Even the smallest embellishments can add a touch of terror with minimal effort. “Add spiders on a mirror or a table in your entryway,” said Faye Johnson, interior designer, JT Interiors at Potomac House. Try “tiny spiders and votive candles as place card holders on table.”

Also look for throw pillows, garlands and even Halloween trees complete with spine-chilling ghost or skull ornaments to place on side or foyer tables. “If you’re planning to entertain for Halloween, there are napkins, placemats and table runners,” said Linda Ridenour, visual merchandiser and designer, Potomac Petals and Plants. “We have banners, scary and fun stuff for the little kids and nostalgic accessories made of paper mache that appeal to the baby boomer crowd.”

There’s no need to settle for plastic jack-o-lanterns and rubber spiders, either. “There are animated zombies, pirates and monsters on swings that you can hang from trees in your yard,” said Andrea Barnes of American Plant in Bethesda.

While there may not be time to plan and execute an elaborate Halloween scheme like creating a graveyard in a front garden, tiny touches can have maximum effect. “Lighting is the cheapest and easiest way to make the biggest impact,” said Ridenour. “Lights come in designs like skeleton heads or spooky ghosts. You can wrap them around columns on the outside of your home.”

Ridenour also recommends Halloween wreathes that can be saved and reused year after year. “Halloween a tradition that should be built on,” she said. “You get the most bang for your buck with lights and a few props and build from there over the years.”
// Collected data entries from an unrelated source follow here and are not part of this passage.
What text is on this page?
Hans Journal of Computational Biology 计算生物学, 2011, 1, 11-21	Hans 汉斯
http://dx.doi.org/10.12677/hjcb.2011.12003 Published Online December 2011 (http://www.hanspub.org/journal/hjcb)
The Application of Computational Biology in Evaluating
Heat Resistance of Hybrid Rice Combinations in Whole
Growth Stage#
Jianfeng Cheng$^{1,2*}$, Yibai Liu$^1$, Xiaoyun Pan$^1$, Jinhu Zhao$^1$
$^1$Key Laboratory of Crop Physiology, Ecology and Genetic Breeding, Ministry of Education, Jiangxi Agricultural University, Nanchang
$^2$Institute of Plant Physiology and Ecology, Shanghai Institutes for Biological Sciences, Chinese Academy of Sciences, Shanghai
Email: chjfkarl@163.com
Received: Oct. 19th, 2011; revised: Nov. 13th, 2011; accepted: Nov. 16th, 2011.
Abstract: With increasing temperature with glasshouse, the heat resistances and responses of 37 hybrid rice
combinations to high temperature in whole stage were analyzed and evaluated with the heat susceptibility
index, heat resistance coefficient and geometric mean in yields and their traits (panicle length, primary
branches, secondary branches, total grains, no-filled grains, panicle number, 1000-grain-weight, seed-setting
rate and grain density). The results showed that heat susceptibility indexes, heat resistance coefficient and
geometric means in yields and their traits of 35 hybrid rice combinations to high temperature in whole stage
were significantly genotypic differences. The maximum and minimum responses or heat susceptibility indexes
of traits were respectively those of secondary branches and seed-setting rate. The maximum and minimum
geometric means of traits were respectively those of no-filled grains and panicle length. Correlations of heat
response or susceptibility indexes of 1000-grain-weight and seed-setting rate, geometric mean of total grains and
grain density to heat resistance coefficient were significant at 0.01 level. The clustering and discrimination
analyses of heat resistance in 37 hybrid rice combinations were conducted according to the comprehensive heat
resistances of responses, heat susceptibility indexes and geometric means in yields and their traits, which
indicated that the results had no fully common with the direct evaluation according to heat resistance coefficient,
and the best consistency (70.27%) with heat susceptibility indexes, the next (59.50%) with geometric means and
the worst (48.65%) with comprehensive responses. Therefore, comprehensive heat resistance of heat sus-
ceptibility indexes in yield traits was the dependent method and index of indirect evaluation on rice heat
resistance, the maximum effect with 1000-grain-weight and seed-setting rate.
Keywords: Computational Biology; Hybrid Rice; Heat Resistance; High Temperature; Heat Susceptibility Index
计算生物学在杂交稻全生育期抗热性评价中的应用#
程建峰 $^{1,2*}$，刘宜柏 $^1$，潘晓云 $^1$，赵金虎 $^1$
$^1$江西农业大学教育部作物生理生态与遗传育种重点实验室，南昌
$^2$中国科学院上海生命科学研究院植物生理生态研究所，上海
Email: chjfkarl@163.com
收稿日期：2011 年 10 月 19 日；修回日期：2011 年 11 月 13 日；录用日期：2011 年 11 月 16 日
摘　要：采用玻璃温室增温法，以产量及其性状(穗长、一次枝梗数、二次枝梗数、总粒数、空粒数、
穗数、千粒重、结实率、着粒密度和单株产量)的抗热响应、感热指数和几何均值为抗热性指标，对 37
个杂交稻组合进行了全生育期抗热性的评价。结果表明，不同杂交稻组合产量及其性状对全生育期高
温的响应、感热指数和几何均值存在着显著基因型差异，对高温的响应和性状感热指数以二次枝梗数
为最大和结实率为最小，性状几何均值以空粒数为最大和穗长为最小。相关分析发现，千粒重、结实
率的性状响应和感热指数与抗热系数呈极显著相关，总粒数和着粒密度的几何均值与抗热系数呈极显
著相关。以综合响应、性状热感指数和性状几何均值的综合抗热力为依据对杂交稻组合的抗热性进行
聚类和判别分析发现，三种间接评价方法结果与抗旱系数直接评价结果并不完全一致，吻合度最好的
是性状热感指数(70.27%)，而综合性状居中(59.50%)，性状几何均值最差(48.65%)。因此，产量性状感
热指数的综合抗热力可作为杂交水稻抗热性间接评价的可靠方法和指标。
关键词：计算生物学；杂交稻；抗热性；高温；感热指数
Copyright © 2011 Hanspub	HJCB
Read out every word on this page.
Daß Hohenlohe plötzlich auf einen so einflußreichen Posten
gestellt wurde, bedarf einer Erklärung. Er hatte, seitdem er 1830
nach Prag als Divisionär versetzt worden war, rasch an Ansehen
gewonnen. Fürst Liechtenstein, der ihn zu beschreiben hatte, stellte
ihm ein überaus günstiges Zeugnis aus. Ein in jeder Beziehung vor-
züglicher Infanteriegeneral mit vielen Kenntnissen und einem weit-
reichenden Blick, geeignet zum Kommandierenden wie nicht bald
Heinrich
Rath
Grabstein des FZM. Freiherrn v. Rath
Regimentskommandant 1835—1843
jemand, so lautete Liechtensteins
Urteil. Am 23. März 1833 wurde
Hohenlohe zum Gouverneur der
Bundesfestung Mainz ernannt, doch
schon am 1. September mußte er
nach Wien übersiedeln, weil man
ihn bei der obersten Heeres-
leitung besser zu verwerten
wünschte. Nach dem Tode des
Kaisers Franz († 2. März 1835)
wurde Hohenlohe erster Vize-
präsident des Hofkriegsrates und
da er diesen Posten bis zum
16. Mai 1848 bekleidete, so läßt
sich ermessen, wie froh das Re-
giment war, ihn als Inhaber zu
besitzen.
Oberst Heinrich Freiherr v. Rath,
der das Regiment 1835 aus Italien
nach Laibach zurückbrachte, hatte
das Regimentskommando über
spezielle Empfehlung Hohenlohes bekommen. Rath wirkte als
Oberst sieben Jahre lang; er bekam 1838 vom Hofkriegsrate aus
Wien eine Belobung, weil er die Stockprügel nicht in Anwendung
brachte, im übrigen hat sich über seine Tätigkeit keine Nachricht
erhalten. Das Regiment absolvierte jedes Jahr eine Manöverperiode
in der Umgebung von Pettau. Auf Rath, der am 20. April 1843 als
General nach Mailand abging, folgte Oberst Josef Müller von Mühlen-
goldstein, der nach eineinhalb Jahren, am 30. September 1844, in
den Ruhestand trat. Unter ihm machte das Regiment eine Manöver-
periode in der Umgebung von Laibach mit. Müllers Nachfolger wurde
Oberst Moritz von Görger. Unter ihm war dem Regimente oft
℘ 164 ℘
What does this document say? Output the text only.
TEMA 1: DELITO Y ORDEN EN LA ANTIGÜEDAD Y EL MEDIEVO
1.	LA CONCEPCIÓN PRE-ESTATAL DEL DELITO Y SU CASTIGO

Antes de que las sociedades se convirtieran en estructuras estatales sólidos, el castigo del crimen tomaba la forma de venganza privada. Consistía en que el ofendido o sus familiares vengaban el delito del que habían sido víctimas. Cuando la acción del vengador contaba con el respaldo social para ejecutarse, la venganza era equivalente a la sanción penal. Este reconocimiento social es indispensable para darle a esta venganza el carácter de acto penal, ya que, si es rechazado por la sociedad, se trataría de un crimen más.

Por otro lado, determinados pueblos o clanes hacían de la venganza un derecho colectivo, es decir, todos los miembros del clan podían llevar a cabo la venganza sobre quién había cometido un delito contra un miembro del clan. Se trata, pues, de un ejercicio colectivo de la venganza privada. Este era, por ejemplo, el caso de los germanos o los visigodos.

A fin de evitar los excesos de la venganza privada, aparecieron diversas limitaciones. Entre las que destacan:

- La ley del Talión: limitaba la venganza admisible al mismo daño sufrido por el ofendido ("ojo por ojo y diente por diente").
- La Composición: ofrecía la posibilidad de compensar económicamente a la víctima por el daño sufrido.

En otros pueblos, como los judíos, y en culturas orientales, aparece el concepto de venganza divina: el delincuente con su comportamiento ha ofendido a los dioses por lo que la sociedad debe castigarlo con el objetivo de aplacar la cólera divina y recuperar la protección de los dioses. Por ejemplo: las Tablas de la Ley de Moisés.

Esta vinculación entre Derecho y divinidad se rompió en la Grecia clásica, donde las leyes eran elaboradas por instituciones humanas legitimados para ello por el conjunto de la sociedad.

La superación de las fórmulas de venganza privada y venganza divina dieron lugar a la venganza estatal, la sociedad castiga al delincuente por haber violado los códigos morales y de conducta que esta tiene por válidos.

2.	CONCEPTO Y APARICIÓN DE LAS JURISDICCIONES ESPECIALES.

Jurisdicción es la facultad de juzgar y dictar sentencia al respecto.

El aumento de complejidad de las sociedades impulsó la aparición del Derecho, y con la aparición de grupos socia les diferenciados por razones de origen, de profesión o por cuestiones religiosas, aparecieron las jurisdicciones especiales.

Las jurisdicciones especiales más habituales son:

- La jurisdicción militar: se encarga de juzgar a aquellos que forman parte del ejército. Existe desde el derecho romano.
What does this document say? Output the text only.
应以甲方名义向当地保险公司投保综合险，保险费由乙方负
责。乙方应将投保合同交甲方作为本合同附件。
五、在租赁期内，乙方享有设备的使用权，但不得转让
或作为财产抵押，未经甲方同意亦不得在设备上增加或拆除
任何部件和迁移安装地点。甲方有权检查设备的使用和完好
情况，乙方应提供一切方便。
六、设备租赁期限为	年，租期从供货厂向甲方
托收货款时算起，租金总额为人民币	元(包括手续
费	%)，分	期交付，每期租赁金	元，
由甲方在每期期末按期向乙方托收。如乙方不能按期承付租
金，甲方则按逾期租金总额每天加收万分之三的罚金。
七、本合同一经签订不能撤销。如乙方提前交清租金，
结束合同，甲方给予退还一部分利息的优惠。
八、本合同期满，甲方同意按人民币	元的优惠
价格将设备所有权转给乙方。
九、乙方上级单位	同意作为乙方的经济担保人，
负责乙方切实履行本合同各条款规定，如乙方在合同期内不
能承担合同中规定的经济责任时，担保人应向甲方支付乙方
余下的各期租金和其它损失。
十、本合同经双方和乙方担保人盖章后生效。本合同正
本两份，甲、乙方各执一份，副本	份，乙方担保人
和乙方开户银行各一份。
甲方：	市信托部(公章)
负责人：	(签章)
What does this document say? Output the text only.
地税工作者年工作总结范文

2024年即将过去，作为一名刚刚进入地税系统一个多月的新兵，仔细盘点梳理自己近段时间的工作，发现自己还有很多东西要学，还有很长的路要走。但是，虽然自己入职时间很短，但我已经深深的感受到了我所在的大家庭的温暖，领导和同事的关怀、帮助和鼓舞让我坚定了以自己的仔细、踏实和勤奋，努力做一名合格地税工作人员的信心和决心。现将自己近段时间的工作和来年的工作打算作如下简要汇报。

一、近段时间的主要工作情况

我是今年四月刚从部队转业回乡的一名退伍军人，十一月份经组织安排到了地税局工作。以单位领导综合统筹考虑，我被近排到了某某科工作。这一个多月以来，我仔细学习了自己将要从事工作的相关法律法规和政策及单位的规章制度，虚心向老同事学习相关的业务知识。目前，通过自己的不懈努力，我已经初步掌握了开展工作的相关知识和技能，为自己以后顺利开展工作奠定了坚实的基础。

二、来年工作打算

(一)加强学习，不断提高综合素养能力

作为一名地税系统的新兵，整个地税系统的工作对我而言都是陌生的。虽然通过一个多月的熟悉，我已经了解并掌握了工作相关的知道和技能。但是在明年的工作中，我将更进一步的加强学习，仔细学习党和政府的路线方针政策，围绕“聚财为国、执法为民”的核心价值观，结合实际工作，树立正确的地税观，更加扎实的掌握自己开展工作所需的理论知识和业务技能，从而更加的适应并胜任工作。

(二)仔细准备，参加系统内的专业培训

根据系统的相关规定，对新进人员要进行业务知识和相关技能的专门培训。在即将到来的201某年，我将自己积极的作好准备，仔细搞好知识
If time is scarce, life-sized props like mummies or aliens, particularly those that are animated, also add a big impact. “If you’ve just moved and can’t find all your decorations or don’t have time to scramble and do a lot, lighting along with two or three really interesting props with flashing eyes, for example, hanging from different levels, can have a great impact,” said Ridenour. “Also try doormats that say ‘boo’ or a skull with eyes that light up and says something spooky when trick-or-treaters come to your door.”